Health in Emergencies and Humanitarian Setttings
Fouzia Shafique, Senior Adviser, Health
Across the world, humanitarian crises are becoming more frequent, complex and persistent, affecting more children than ever before. While encouraging progress has been achieved in improving child survival and wellbeing during the last several decades, conflicts, political and economic instability, and emergencies have threatened hard-fought development gains.
Globally, it is estimated that one in every 45 people require humanitarian assistance, the highest level that the world has ever witnessed. Children living in these contexts require humanitarian assistance to survive, thrive and achieve their potential as contributing members of a community. In humanitarian settings, the disruption or absence of critical health services such as antenatal care, skilled attendance at childbirth, essential newborn care, care for sick children, and routine immunization and care for common childhood illnesses like diarrhea and respiratory infections can be fatal. The COVID-19 pandemic has exacerbated these deprivations, increasing levels of poverty, widening disparities in access to basic services, and fueling the growth of inequities.
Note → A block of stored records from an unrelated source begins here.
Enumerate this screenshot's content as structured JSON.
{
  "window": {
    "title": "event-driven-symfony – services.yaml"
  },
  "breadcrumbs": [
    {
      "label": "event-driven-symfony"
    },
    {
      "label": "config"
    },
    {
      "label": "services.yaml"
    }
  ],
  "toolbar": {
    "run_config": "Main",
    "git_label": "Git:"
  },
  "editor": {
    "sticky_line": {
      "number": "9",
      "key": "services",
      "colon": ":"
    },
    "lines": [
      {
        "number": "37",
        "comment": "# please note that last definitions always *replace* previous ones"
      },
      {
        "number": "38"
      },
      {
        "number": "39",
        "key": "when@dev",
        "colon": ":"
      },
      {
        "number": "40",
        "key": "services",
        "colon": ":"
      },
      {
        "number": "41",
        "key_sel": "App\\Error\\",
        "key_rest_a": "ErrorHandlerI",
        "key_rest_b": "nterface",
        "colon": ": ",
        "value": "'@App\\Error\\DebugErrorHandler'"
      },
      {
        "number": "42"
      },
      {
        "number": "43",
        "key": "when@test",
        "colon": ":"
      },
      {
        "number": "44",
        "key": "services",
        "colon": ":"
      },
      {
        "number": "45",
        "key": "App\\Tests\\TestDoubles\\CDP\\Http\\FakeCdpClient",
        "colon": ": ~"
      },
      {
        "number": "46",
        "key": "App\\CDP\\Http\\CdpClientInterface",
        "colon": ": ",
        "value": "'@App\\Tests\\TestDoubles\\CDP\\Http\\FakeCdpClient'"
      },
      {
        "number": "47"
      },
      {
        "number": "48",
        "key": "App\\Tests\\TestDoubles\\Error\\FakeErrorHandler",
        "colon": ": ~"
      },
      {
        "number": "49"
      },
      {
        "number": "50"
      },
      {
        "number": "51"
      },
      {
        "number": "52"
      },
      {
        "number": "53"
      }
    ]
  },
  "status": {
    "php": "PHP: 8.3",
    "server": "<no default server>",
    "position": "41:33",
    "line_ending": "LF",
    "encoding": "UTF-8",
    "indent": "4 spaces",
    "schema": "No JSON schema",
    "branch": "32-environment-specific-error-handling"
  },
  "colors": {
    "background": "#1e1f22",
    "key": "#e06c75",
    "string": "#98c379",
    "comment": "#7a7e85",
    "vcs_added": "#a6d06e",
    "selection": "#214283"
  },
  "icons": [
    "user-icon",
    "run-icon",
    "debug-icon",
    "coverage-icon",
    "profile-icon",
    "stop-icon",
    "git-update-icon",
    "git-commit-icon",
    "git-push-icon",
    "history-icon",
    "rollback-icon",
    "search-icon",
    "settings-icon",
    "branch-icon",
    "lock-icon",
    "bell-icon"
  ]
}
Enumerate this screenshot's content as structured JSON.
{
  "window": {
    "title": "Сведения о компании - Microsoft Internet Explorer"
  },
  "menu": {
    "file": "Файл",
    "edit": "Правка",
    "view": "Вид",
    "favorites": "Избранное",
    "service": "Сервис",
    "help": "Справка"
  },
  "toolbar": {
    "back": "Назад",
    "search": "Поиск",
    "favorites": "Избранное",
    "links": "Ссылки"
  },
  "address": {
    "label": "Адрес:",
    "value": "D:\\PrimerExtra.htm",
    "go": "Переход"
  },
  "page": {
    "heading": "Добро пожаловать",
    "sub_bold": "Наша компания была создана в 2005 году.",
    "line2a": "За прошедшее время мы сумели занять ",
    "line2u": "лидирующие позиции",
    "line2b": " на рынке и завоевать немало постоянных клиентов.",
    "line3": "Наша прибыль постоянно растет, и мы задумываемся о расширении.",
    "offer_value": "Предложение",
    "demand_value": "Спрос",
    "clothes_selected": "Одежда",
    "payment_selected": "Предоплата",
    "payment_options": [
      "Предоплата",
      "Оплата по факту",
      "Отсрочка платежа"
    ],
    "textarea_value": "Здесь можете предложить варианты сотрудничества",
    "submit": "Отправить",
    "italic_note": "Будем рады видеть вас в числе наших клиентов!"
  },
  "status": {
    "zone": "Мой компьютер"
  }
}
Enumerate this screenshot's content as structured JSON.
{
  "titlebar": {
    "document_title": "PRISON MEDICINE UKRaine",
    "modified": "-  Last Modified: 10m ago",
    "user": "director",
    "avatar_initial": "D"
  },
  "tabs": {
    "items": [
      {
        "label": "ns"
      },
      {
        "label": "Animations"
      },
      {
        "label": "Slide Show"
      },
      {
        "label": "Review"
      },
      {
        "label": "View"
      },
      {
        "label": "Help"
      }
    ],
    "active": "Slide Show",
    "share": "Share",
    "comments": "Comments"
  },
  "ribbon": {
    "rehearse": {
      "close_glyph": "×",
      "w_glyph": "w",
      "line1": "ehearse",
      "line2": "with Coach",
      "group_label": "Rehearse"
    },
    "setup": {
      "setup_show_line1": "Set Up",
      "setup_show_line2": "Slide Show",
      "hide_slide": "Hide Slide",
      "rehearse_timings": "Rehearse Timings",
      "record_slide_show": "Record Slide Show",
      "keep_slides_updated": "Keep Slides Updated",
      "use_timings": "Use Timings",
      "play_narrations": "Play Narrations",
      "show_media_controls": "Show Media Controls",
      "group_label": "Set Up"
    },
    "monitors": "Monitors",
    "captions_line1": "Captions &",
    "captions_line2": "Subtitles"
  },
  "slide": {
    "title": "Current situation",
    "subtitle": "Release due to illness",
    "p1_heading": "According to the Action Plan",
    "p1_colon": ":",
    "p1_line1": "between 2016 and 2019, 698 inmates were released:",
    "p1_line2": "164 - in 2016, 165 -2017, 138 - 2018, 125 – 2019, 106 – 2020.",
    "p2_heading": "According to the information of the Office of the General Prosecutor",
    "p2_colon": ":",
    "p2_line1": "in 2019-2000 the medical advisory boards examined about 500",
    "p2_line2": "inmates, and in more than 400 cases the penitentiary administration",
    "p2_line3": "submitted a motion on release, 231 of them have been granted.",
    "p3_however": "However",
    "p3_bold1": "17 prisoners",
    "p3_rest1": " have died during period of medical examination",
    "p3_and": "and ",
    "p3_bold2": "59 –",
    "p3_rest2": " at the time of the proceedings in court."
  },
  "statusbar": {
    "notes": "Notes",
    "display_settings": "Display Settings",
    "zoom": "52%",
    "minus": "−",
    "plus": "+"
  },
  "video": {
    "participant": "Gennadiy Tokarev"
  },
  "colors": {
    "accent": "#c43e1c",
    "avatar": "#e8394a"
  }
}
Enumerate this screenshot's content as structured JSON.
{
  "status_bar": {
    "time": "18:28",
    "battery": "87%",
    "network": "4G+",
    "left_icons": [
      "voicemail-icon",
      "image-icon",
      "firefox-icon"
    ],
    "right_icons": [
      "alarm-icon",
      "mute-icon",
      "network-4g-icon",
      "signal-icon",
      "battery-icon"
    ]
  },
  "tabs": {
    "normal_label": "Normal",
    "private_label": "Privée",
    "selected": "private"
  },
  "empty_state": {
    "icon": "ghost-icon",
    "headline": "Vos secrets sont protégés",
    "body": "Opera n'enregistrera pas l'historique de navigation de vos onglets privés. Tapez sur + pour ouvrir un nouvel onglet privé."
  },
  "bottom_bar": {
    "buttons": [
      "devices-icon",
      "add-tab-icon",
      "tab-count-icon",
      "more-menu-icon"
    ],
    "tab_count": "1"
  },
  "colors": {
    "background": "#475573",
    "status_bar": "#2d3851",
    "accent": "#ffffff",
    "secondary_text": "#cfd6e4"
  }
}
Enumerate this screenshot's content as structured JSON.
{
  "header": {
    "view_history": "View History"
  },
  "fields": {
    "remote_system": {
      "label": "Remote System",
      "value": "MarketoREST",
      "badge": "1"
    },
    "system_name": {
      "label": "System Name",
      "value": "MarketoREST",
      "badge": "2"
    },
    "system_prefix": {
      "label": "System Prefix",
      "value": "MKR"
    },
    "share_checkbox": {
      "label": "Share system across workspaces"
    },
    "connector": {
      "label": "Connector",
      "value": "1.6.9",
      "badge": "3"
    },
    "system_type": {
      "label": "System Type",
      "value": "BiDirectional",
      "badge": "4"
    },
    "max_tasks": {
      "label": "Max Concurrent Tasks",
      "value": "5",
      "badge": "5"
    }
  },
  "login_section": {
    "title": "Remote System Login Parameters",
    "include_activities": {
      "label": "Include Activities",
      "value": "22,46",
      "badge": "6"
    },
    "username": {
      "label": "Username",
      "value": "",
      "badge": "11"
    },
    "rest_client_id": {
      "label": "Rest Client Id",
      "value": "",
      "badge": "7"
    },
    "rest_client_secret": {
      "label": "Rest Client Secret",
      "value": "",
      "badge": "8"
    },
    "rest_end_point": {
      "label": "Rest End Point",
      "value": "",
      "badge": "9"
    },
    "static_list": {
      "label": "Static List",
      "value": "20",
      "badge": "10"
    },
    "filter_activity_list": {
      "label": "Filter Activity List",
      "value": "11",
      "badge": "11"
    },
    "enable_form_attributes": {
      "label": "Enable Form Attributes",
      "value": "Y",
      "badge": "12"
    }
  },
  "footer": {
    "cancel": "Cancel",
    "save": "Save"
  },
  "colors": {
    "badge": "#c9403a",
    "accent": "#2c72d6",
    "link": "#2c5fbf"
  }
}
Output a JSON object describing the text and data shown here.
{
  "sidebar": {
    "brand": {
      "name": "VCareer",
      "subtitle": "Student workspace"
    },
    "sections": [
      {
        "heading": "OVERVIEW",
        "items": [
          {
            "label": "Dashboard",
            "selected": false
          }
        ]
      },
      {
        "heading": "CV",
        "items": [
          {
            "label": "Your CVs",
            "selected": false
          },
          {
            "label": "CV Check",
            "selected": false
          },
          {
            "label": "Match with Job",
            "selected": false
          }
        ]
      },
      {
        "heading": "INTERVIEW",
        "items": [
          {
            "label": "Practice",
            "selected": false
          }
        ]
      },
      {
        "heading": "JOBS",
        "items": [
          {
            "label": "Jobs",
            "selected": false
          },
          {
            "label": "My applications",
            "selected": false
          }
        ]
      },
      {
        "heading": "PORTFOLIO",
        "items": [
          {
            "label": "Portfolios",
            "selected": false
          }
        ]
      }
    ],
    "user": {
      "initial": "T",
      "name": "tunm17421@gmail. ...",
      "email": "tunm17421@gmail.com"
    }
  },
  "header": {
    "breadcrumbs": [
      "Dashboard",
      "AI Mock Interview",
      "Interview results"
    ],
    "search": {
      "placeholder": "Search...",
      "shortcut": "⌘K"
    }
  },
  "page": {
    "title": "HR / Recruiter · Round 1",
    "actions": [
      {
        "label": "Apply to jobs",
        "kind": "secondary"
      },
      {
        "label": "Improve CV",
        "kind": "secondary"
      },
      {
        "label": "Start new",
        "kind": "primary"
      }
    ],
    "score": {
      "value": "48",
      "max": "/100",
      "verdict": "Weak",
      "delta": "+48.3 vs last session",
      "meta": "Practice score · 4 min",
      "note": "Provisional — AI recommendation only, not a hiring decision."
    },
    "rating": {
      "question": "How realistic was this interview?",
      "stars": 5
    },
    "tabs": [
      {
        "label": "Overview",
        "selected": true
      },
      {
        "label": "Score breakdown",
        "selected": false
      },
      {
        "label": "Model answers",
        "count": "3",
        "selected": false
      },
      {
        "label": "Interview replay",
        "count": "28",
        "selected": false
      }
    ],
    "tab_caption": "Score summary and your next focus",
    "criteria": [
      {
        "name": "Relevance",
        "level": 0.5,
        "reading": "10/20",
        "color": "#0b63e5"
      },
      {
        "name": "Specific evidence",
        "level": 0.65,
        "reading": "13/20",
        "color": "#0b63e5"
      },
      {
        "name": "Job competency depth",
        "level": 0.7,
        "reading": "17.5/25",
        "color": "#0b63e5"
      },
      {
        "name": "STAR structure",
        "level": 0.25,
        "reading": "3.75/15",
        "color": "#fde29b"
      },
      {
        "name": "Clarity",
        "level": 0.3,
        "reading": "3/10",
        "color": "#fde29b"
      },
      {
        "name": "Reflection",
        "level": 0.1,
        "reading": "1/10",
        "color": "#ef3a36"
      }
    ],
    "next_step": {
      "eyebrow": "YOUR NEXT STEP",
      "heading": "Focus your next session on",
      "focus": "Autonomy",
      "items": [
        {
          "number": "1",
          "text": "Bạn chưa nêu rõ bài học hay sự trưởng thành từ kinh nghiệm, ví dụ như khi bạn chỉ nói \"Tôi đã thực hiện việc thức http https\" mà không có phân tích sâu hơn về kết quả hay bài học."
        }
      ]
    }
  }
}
UNICEF has supported child rights including their right to health in humanitarian crisis for over 7 decades. Its Health in Emergencies and Humanitarian Settings work is responsible for ensuring that UNICEF’s Core Commitments to Children in Health are met through its advocacy with UN member states and all relevant stakeholders, coordination with players on the ground in multi-sectoral emergency responses, partnership with communities and community based and local organization, emergency preparedness and community and health system resilience and rapid, quality and comprehensive emergency response to ensuring availability of life saving health services.
The Health in Emergencies and Humanitarian Settings program brings together interventions along the life cycle including maternal, newborn, child and adolescent health including accelerated disease control such as VPD and Malaria control. In the last decade, to address the increasing and increasingly complex nature of humanitarian crisis UNICEF’s Health in Humanitarian crisis work has focused on resilience of health systems, risk informed programming and use of implementation research to continue to build evidence and use of digital technologies to address barriers inherent to humanitarian disasters.
The program focuses on the most vulnerable populations in humanitarian settings including displaced population, children on the move including refugees, migrant and stateless children.